I’ve recently been reminded, in no uncertain terms, of the importance of running the “ANALYZE” (or “VACUUM ANALYZE”) command periodically on a PostgreSQL database installation.
Amongst other tables, a production database I administer has three tables: two moderately large tables, A(1) and B, and one quite large one (>700 000 records), C (for “Cross”), which is essentially the full cross product of A and B, with an additional piece of information for each tuple (record). So I’m associating some information with every combination of records from tables A and B.
Queries pulling the data for a single record of A or B worked quickly, as the database engine correctly used a lookup index instead of scanning the entire table. But any query that required records from C corresponding to more than one record of both A and B immediately triggered a sequential scan. So, say, for two records from A, a query that should take at most (2 x 1ms) was taking about 1.5s — nearly a thousand times longer, and very noticeable in applications.

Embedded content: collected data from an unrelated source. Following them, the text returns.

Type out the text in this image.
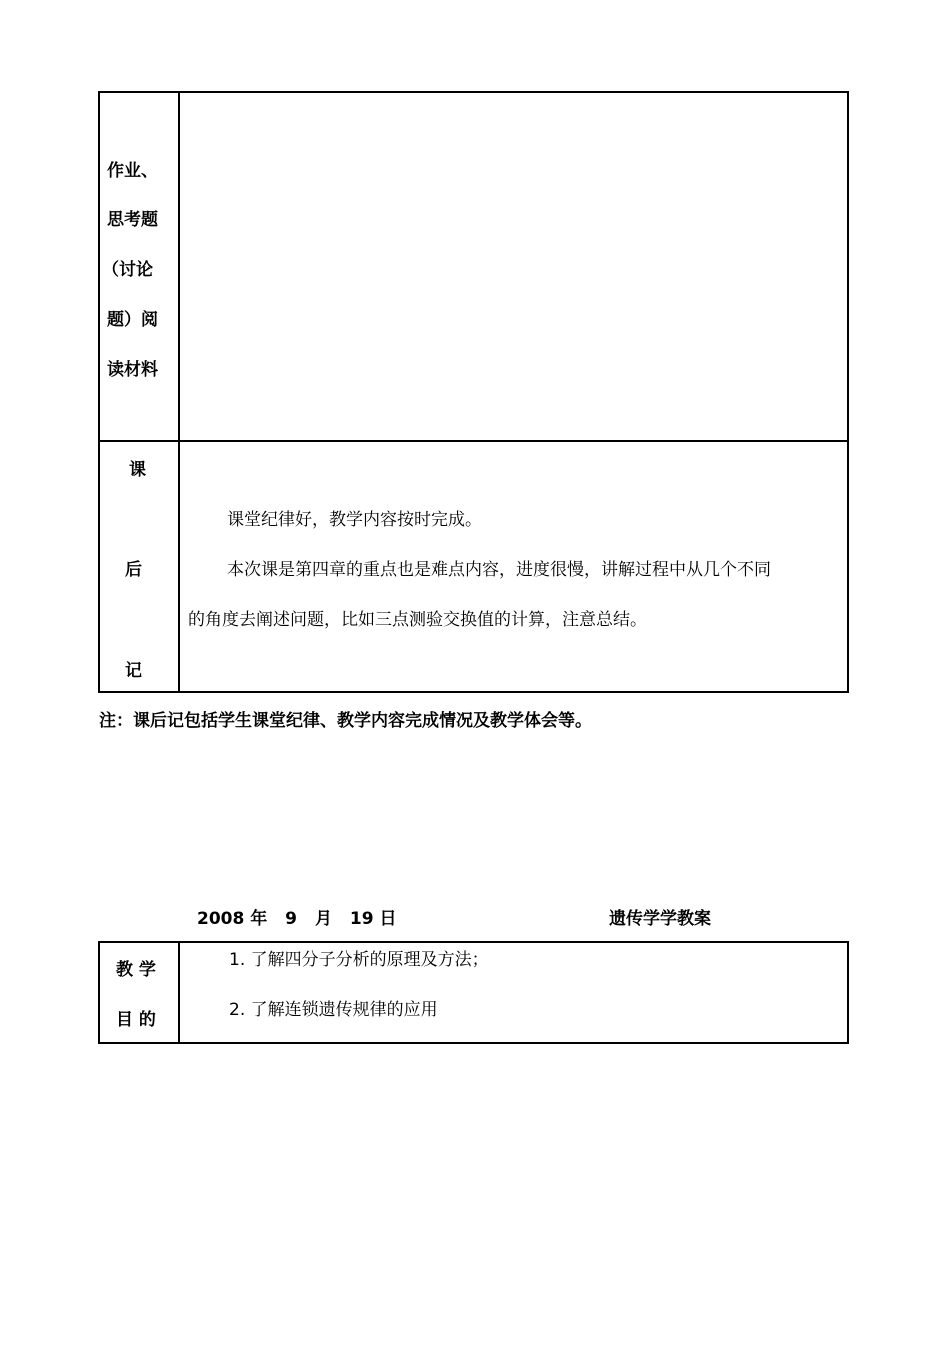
作业、
思考题
（讨论
题）阅
读材料
课
后
记
课堂纪律好，教学内容按时完成。
本次课是第四章的重点也是难点内容，进度很慢，讲解过程中从几个不同
的角度去阐述问题，比如三点测验交换值的计算，注意总结。
注：课后记包括学生课堂纪律、教学内容完成情况及教学体会等。
2008 年 9 月 19 日	遗传学学教案
教 学
目 的
1. 了解四分子分析的原理及方法；
2. 了解连锁遗传规律的应用
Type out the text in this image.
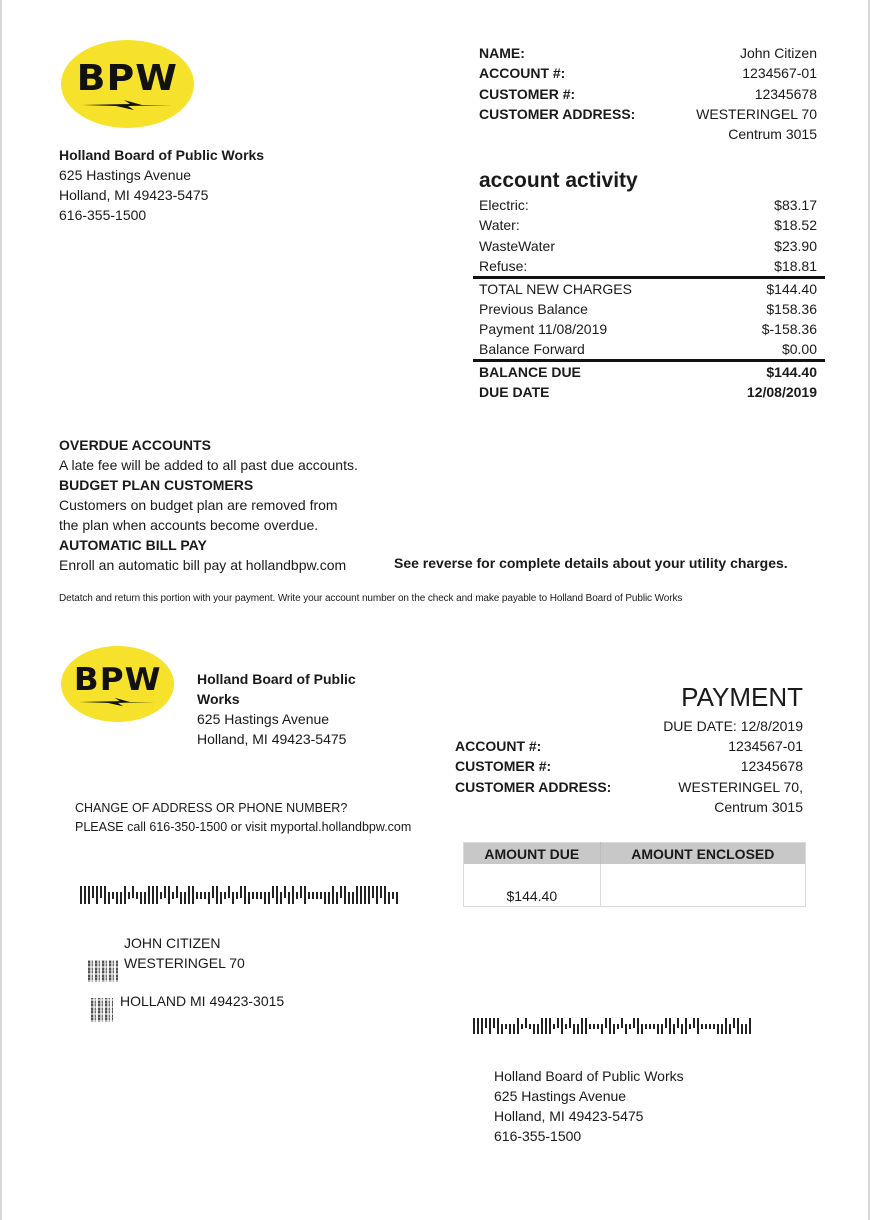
BPW
Holland Board of Public Works
625 Hastings Avenue
Holland, MI 49423-5475
616-355-1500
NAME:	John Citizen
ACCOUNT #:	1234567-01
CUSTOMER #:	12345678
CUSTOMER ADDRESS:	WESTERINGEL 70
Centrum 3015
account activity
Electric:	$83.17
Water:	$18.52
WasteWater	$23.90
Refuse:	$18.81
TOTAL NEW CHARGES	$144.40
Previous Balance	$158.36
Payment 11/08/2019	$-158.36
Balance Forward	$0.00
BALANCE DUE	$144.40
DUE DATE	12/08/2019
OVERDUE ACCOUNTS
A late fee will be added to all past due accounts.
BUDGET PLAN CUSTOMERS
Customers on budget plan are removed from
the plan when accounts become overdue.
AUTOMATIC BILL PAY
Enroll an automatic bill pay at hollandbpw.com	See reverse for complete details about your utility charges.
Detatch and return this portion with your payment. Write your account number on the check and make payable to Holland Board of Public Works
BPW	Holland Board of Public
Works
625 Hastings Avenue
Holland, MI 49423-5475
PAYMENT
DUE DATE: 12/8/2019
ACCOUNT #:	1234567-01
CUSTOMER #:	12345678
CUSTOMER ADDRESS:	WESTERINGEL 70,
Centrum 3015
CHANGE OF ADDRESS OR PHONE NUMBER?
PLEASE call 616-350-1500 or visit myportal.hollandbpw.com
AMOUNT DUE	AMOUNT ENCLOSED
$144.40	
JOHN CITIZEN
WESTERINGEL 70
HOLLAND MI 49423-3015
Holland Board of Public Works
625 Hastings Avenue
Holland, MI 49423-5475
616-355-1500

Solution 1: Split the queries
One could, of course, handle this problem in the application code, by issuing a seperate query for each record from A, and combining the results in code. But this is really messy, and anyway surely direct data manipulation in PostgreSQL should be faster than PHP’s very flexible but not speedy number handling!
Solution 2: Set enable_seqscan to “off”
My initial research discovered the existence of a connection-wide variable “enable_seqscan”, that can be set to off using
SET enable_seqscan TO off;
Once so set, index scans are always forced. This works, and doesn’t require much additional application code. But it’s a rough tool, as it turns off ALL sequential scans, even those that would in fact be more efficient.
Really, what I wanted was the query analyzer and planner in PostgreSQL to be better — ie., to stop living in a fantasy world where sequential scans on table C were relatively fast. Turns out, however, that my problem was exactly that the planner was in such a world:
Solution 3: Run “ANALYZE”
This command takes a random sampling of rows from each table, to compile statistics about the tables, to help the planner plan. And it turned out I hadn’t run it in ages — in fact, since C had been a much, much smaller table. After running the command (it took a few seconds on over 50 tables), all my queries executed exactly as I wanted them to. Everywhere. A PHP page that took over two seconds to load is now effectively instantaneous, and much elsewhere is far improved.
Needless to say, my crontab now includes a nightly “VACUUM ANALYZE”. Yours should too.
(1)Names have been changed to protect witness confidentiality.